The Skipsy Doodle of Death

































My brother David got a red skipsy doodle for Christmas one year.

It was used inside as a teeter totter and a stand-y thing until the snow melted. For about a week it was an outdoor teeter totter. But David who could tear apart a Tonka Toy Jeep with his bare hands, had other plans.

We lived in one of those 60's neighborhoods on a culdesac (I like that word). As the street moved away from our house it sloped down into a pretty decent hill. David and his friends rode various bikes, wagons, big wheels and scooter-type things down this hill a literally breakneck speeds.

I knew something was up one sunny afternoon when David came in in wearing a football helmet, an old bath towel superman cape and wanted to borrow my long pink jump rope. I went out front and there was David tying one end of the rope to the back of Bobby Trauger's purple Spyder bike . He then secured the other end to the handle of "old red".
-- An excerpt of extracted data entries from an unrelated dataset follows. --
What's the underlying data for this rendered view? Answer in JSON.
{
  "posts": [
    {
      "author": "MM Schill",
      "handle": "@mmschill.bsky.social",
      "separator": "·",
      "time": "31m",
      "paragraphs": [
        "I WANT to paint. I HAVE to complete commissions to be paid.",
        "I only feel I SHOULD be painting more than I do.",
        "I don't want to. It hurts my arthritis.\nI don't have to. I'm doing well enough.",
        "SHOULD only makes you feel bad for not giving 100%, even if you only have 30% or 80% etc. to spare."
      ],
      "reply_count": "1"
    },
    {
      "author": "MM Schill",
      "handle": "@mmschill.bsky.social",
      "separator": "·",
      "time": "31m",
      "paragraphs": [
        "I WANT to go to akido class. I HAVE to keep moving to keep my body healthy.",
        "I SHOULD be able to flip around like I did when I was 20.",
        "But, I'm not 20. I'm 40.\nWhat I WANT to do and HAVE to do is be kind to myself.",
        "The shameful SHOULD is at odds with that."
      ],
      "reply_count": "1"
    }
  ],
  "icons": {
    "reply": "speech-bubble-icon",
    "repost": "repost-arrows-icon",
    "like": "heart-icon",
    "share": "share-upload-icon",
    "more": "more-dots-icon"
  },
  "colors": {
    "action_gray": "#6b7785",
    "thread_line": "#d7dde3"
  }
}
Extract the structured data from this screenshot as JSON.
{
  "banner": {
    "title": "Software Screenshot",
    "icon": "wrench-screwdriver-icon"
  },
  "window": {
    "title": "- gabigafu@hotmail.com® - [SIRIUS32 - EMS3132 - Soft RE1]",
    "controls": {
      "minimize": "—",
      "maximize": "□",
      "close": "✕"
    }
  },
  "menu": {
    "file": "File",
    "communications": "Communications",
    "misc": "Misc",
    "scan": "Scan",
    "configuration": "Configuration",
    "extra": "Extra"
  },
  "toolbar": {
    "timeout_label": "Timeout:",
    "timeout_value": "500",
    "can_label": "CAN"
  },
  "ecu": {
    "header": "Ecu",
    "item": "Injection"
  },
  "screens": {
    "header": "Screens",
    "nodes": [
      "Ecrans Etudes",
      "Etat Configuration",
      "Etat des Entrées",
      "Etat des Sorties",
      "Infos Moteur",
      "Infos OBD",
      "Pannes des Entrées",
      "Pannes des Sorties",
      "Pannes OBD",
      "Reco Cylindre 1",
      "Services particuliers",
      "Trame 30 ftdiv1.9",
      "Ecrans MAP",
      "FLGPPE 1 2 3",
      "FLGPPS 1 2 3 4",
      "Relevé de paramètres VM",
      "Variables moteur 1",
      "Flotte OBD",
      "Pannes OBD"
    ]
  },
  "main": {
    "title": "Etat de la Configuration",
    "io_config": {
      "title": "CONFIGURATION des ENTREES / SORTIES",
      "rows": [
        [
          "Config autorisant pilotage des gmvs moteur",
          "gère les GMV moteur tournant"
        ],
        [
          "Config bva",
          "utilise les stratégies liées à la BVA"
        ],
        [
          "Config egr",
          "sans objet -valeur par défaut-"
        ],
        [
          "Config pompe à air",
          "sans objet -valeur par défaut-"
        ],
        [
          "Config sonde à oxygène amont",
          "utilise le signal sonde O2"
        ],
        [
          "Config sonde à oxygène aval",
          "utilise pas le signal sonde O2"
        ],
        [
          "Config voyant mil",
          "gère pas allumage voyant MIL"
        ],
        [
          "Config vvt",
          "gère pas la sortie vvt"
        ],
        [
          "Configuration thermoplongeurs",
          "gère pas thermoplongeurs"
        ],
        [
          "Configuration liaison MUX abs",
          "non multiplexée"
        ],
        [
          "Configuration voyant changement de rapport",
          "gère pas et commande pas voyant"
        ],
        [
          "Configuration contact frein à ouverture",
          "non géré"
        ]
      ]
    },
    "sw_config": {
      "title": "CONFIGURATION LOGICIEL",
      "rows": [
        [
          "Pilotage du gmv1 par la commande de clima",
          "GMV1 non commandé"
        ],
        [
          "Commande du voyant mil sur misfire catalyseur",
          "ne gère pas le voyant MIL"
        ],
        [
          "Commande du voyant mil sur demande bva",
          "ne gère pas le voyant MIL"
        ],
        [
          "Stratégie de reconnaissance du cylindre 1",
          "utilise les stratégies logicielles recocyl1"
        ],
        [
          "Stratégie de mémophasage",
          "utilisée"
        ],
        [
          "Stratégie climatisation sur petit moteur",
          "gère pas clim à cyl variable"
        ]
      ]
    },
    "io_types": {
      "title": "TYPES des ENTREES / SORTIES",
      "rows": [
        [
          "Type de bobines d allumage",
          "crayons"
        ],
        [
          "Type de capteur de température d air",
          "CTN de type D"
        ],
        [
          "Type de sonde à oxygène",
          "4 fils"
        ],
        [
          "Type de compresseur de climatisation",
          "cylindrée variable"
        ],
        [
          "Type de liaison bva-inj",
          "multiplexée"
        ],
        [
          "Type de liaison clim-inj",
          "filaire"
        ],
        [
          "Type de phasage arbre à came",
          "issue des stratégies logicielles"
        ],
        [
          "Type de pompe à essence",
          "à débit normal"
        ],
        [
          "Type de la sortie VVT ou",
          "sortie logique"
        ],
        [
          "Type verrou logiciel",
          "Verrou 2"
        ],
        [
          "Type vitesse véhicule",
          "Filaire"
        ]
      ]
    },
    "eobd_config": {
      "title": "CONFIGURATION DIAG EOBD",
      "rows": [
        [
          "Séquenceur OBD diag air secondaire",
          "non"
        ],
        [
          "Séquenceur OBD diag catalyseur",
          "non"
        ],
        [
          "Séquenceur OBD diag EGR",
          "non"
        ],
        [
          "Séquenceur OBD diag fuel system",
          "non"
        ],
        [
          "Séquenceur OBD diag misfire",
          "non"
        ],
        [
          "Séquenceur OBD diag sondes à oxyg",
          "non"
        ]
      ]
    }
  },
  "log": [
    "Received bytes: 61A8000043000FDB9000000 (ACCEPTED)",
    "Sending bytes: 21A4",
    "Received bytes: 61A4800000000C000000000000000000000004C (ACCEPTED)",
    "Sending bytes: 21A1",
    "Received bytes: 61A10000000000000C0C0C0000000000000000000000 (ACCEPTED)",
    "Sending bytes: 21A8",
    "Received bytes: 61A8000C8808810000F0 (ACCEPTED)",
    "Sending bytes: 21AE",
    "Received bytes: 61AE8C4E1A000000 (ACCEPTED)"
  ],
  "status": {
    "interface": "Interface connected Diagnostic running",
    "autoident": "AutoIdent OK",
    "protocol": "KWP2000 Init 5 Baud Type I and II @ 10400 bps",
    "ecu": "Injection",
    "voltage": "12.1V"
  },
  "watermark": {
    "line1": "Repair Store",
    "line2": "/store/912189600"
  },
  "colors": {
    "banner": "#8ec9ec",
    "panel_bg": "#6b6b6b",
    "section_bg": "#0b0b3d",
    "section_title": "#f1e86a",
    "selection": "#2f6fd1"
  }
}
He threw himself on "old red" face down, grabbed the handhold on and yelled let 'er go! Bobby peeled out of our driveway and "old red" popped over the curb about a foot in the air, smacked the street and scraped away with David holding on for dear life. You could hear the scraping sound all the way down the street and David yelling "Go Go Go!" Amazingly, Dave and his friends never got hurt on the "old red" street runs until they started using him on their bike rides through the woods behind our houses. I think it was Jeff who got catapulted into a tree and got scratched up. But, his real problems started because he landed landed in a poison ivy bush .

Poor "old red" went to the great teeter totter playground in the sky when I was going off to college one year. My Dad was cleaning out the basement and put a bunch of stuff out by the trash cans. Scraped and battered "Old Red" was leaning upright against one of the cans. I was upstairs packing and looked out my bedroom window when I heard an old heap pull into our drive way. David and a few of his friends piled out. They all stood looking at "old red" who was scraped, scarred and still had a length of pink rope tied to one of his handholds. For a few minutes, they each took turns laying on "old red" and dragging each other around in street in front of our house. Eventually , they stopped and were laughing and telling stories looking at "old red" who was resting at their feet.

Dave propped "old red" back up against the can and they all started to walk back up the drive to our house. Everyone of them looked back at least once at that battered old piece of red plastic.